When dad was growing up, the youngest with six siblings, he tended a small vegetable plot in the courtyard of their home. A modest row house in the city of Utrecht, it nevertheless had a small patio and garden. They kept a few rabbits, like most people did, which ended up being a treat around the holidays. During World War II, the garden was pressed into service to provide as much food as possible. Dad, who was twenty when the war started, had to go into hiding together with his brothers as the Germans were rounding up people to work in their camps. His oldest brother died from tuberculosis early on in the war; a lack of food and medical help being the primary cause of death. On April 30th 1945, with the German army in retreat and Hitler committing suicide, dad came out of hiding. The next day, May 1st, would be his 25th birthday, and he would be able to celebrate his birthday as well as the liberation of Holland. Unfortunately, within hours of coming out of hiding, he was shot by a German soldier. It was a clean shot, right through his backside and his wallet (which I still have, with a hole in it), coming out the other side. When peace was declared a few days later and all of Holland celebrated, dad was recuperating from the gunshot wound.

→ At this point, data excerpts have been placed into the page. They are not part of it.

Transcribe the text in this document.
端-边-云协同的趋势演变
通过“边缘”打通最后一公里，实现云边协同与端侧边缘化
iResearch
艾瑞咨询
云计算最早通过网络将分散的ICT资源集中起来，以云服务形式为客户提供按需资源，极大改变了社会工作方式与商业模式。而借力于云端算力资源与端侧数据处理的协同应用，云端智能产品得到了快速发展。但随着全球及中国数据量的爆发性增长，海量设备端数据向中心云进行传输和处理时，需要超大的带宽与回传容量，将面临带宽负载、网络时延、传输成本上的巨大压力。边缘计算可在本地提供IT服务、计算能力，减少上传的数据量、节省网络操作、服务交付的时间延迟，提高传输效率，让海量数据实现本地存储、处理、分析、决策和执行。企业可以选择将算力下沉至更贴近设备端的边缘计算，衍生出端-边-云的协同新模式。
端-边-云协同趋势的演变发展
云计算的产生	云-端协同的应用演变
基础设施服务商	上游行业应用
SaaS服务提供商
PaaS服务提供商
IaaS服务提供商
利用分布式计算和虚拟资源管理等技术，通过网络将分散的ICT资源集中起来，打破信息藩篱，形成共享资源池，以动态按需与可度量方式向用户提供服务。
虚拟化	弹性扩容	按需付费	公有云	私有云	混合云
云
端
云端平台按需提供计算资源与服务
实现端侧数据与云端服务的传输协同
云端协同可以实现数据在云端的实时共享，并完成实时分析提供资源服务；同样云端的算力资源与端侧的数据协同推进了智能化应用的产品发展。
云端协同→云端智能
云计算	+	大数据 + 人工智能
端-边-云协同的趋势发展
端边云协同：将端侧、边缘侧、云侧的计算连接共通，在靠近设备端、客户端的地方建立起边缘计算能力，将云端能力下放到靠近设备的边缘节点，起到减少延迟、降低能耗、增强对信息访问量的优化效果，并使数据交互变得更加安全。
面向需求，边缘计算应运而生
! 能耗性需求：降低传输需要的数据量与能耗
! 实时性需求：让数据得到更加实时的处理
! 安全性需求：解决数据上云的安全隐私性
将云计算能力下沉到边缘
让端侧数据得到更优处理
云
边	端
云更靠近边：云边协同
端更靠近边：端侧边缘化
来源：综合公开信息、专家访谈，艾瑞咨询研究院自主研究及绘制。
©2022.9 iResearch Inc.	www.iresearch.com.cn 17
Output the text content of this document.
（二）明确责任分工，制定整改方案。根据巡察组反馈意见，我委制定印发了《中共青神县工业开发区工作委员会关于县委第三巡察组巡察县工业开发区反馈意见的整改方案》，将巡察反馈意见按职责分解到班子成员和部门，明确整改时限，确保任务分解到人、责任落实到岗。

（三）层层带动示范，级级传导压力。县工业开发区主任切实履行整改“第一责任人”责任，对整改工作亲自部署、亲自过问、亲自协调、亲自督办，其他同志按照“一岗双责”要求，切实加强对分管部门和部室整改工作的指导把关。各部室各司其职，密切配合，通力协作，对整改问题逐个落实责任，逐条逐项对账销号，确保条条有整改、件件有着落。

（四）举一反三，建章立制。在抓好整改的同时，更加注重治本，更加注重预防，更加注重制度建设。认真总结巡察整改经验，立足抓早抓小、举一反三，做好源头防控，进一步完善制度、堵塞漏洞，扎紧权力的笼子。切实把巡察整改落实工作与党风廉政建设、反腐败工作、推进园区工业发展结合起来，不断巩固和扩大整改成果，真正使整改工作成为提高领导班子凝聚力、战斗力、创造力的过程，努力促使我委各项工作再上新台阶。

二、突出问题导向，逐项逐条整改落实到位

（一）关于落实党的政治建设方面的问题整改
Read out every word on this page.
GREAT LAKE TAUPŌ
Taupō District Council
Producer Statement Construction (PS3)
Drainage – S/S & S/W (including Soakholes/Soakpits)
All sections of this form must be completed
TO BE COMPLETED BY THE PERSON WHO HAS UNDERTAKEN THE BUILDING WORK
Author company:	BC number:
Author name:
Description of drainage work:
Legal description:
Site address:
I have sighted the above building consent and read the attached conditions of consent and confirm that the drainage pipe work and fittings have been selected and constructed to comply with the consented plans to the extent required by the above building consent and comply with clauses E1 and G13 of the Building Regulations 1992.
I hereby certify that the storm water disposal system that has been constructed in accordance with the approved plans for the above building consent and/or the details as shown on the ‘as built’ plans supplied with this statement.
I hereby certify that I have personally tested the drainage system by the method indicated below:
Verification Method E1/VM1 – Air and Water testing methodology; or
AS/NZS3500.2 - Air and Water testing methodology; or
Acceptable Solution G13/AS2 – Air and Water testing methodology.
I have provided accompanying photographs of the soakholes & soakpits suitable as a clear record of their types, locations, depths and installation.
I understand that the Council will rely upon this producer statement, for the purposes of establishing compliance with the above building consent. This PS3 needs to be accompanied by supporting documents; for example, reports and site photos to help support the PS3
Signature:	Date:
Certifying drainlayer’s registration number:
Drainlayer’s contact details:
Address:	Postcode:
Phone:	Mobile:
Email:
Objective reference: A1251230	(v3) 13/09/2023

In time the vegetable and fruit garden in Bunnik became an ornamental garden. Looking at the pictures I realize that dad looked forward to each spring as eagerly as I do. Everywhere tulips are blooming, mostly yellow (my mom’s favorite color) and red. Pictures of the summer garden show rudbeckia (black eyed susan), lots of Shasta daisies, liatris, a few petunias, marigolds and others. He happily tended the string beans off to the side of the garden and swapped vegetables with neighbors when they were in abundance. On May 1st 1995, we celebrated his 75th birthday and one of the gifts he received was a large package of bulbs. He planted them the next day. Eighteen days after his birthday dad passed away unexpectedly. When The Spouse and I returned to Holland for the funeral some bulbs were pushing their way through the soil. By the time we left, the first flowers were blooming.
This Father's day I remember dad, gone but never forgotten. Dad, my hero, the fellow gardener.